Максим Аверин — о своей роли в спектакле «Операнищих», политике и актерах-халтурщиках
Максим Аверин претендует на «Золотую маску» за главную роль в жесткой криминальной саге Театра сатиры «Операнищих» про бандитов в современной Москве. В интервью для «Афиши Daily» и Сбербанка актер рассказал, что такое настоящая сатира и как на нее реагируют зрители, которые от театра ждут бутербродов с лососем, смеха и праздника.

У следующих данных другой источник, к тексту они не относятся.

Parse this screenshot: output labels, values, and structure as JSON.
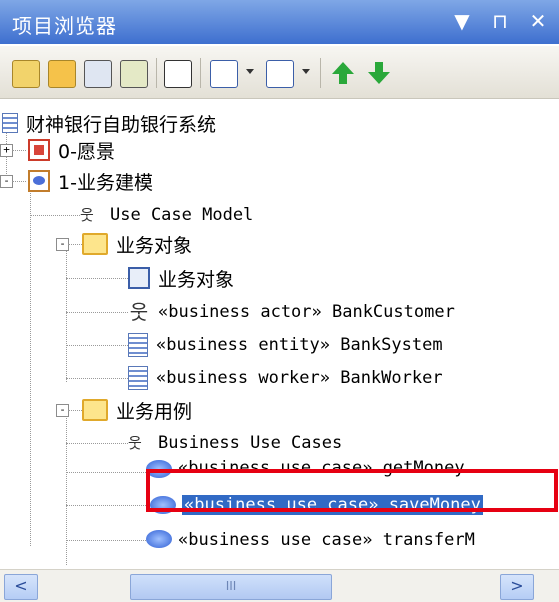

— В театре вы много работали с Константином Райкиным, работали с Юрием Бутусовым. Это режиссеры, которые очень внимательно относятся к тексту. Про Андрея Прикотенко как раз известно, что он текст всегда полностью переписывает. От «Оперы нищих» Джона Гея, как и от одноименной пьесы Бертольта Брехта, в спектакле остался только каркас. А как создавался сам текст про мафию бездомных в современной Москве?

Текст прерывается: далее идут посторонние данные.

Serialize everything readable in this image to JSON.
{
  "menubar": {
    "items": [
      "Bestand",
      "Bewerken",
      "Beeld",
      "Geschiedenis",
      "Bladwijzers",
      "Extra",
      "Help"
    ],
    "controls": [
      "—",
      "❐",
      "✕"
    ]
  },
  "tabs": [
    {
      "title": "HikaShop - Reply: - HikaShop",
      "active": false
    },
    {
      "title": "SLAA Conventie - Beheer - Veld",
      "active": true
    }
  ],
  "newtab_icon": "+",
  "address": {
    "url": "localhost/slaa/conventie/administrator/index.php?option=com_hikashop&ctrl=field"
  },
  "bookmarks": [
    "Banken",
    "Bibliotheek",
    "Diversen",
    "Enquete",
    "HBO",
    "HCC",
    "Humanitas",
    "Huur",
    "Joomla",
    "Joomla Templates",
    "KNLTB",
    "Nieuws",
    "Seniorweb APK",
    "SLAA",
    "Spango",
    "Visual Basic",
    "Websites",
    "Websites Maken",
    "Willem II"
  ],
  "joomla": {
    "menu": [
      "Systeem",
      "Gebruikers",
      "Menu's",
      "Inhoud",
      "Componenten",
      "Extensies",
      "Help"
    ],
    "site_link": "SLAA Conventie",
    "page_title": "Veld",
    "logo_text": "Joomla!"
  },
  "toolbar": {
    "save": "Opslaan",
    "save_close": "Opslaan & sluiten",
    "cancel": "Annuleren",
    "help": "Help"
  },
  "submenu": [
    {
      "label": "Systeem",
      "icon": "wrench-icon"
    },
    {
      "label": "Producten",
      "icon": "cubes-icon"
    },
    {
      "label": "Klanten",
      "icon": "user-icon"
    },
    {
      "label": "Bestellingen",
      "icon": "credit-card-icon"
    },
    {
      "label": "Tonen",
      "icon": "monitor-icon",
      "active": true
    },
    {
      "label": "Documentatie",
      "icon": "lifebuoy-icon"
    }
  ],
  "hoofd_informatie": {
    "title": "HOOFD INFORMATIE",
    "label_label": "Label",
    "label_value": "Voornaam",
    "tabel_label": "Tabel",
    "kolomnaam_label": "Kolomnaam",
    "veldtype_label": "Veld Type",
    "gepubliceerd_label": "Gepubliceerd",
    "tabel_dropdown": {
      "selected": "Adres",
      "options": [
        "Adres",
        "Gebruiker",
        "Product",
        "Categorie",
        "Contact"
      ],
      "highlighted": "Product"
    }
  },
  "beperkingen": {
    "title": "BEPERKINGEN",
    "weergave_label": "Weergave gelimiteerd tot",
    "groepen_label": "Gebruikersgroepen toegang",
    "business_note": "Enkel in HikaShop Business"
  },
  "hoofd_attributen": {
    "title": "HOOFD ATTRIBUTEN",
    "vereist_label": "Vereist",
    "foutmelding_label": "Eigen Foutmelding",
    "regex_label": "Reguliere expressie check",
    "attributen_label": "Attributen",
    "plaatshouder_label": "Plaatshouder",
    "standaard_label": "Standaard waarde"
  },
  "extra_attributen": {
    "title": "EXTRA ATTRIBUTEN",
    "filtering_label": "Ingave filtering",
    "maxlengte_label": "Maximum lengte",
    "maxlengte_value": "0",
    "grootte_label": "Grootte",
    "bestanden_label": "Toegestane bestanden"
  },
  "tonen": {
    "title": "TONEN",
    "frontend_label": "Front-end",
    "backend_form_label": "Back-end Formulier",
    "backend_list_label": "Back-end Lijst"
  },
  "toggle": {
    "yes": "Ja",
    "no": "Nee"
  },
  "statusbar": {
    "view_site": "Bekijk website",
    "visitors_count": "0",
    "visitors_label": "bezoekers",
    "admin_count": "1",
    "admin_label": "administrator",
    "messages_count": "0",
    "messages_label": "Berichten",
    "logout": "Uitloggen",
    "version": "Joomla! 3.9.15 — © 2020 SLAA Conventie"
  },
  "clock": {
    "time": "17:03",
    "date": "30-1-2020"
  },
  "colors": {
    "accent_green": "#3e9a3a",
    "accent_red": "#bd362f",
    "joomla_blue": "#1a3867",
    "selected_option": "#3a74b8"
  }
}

— Сейчас вообще [в театре есть] тенденция, что текст существует автономно. Когда мы начали с Андреем Прикотенко работать над «Оперой нищих», он сразу начал задавать правильные вопросы. Он говорит: «Максим, вот ты хочешь сыграть Мэкки Ножа. Ну что ты будешь опять играть такого легкого Мэкки? А как ты думаешь, какими должны быть нищие в этой пьесе?» Андрей выбрал очень правильный путь создания этого героя — сегодняшнего бандита, грубо говоря. Который хочет вырваться из [всего] этого, который задает себе такие, скажем, гамлетовские вопросы. Этот путь интереснее, но для этого Андрею нужно было полностью переписать пьесу. Потому что сейчас звучание мира совершенно другое. Либо нужно делать мюзикл вроде «Чикаго», такой Бродвей с песнями. Но Андрей — другой режиссер и другими вопросами живет.

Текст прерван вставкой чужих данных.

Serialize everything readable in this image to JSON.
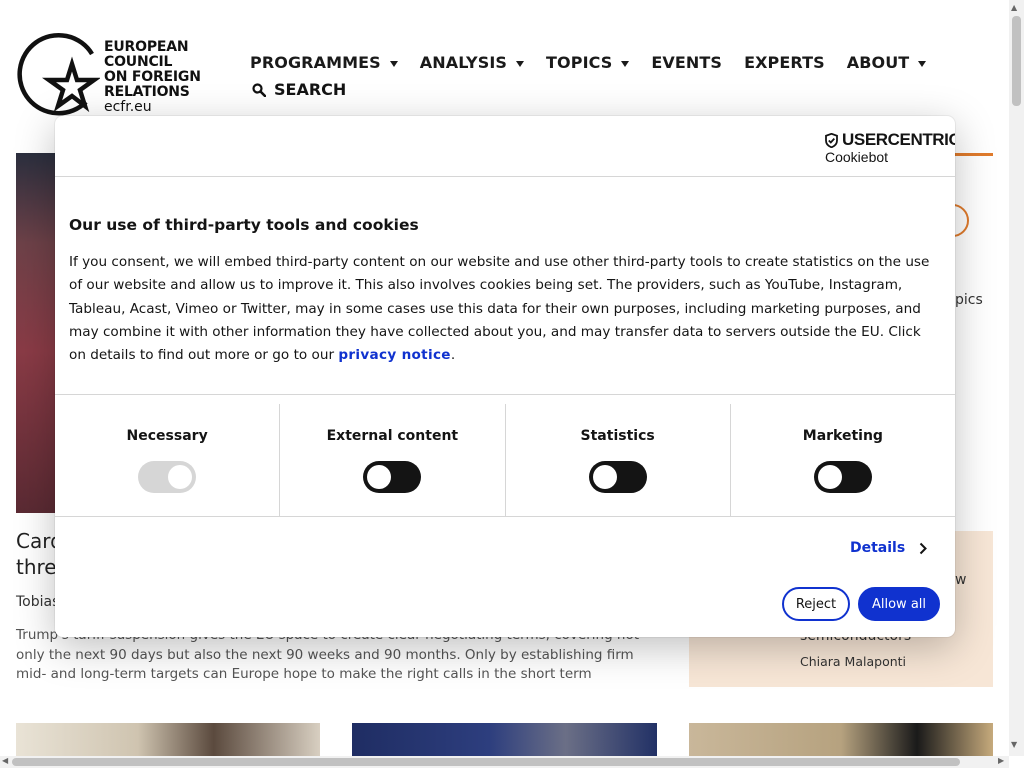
{
  "site": {
    "logo_text": "EUROPEAN\nCOUNCIL\nON FOREIGN\nRELATIONS",
    "logo_url": "ecfr.eu",
    "nav": [
      {
        "label": "PROGRAMMES",
        "dropdown": true
      },
      {
        "label": "ANALYSIS",
        "dropdown": true
      },
      {
        "label": "TOPICS",
        "dropdown": true
      },
      {
        "label": "EVENTS",
        "dropdown": false
      },
      {
        "label": "EXPERTS",
        "dropdown": false
      },
      {
        "label": "ABOUT",
        "dropdown": true
      }
    ],
    "search_label": "SEARCH",
    "topics_fragment": "pics",
    "article": {
      "headline": "Card                                                                                          thre",
      "headline_line1": "Card",
      "headline_line2": "thre",
      "byline": "Tobias",
      "summary": "Trump's tariff suspension gives the EU space to create clear negotiating terms, covering not only the next 90 days but also the next 90 weeks and 90 months. Only by establishing firm mid- and long-term targets can Europe hope to make the right calls in the short term"
    },
    "side_card": {
      "fragment": "w",
      "title": "semiconductors",
      "author": "Chiara Malaponti"
    },
    "accent_color": "#e07b2c"
  },
  "cookie_dialog": {
    "brand_name": "USERCENTRICS",
    "brand_sub": "Cookiebot",
    "title": "Our use of third-party tools and cookies",
    "text_before_link": "If you consent, we will embed third-party content on our website and use other third-party tools to create statistics on the use of our website and allow us to improve it. This also involves cookies being set. The providers, such as YouTube, Instagram, Tableau, Acast, Vimeo  or Twitter, may in some cases use this data for their own purposes, including marketing purposes, and may combine it with other information they have collected about you, and may transfer data to servers outside the EU. Click on details to find out more or go to our ",
    "link_text": "privacy notice",
    "text_after_link": ".",
    "categories": [
      {
        "label": "Necessary",
        "enabled": true,
        "locked": true
      },
      {
        "label": "External content",
        "enabled": false,
        "locked": false
      },
      {
        "label": "Statistics",
        "enabled": false,
        "locked": false
      },
      {
        "label": "Marketing",
        "enabled": false,
        "locked": false
      }
    ],
    "details_label": "Details",
    "reject_label": "Reject",
    "allow_all_label": "Allow all",
    "primary_color": "#1032cf"
  }
}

Он уехал и приехал через две недели с готовой пьесой, сделал читку для труппы и все замерли. Потому что она была жесткой, она была с совершенно другой мелодией речи. Для многих [артистов] это было боязно, как вступать в незнакомую воду. А у меня был такой период жизни, когда мне нужна была какая-то эмоциональная встряска, поэтому я с удовольствием пошел по этому пути. Мне очень понравилось то, что мы с Андреем существовали не просто как режиссер и артист-пластилин, но в доверительном соавторстве. Андрей дал мне направление, и авторство большинства зонгов (зонгами называют вставные песенные номера в пьесах Бертольта Брехта; в спектакле Театра сатиры песни заменены монологами. — Прим. ред.) — на моей совести. Он нам говорил, что в этом и есть брехтовский театр, когда артисты в зонгах — как программа «Время» — рассказывают о том, что происходит. У нас звучит оркестр, звучит музыка, но звучат зонги непоэтические, это скорее такой крик. Потому что сейчас, по-моему, невозможно в таком спектакле пропевать о бедах человеческих, когда мы видим и наблюдаем такие катастрофические изменения в человеческой природе. Я просто иногда думаю: как это так, почему мы из думающего человека превращаемся просто в паразитирующе-проживающего. Мы все как будто отреклись друг от друга.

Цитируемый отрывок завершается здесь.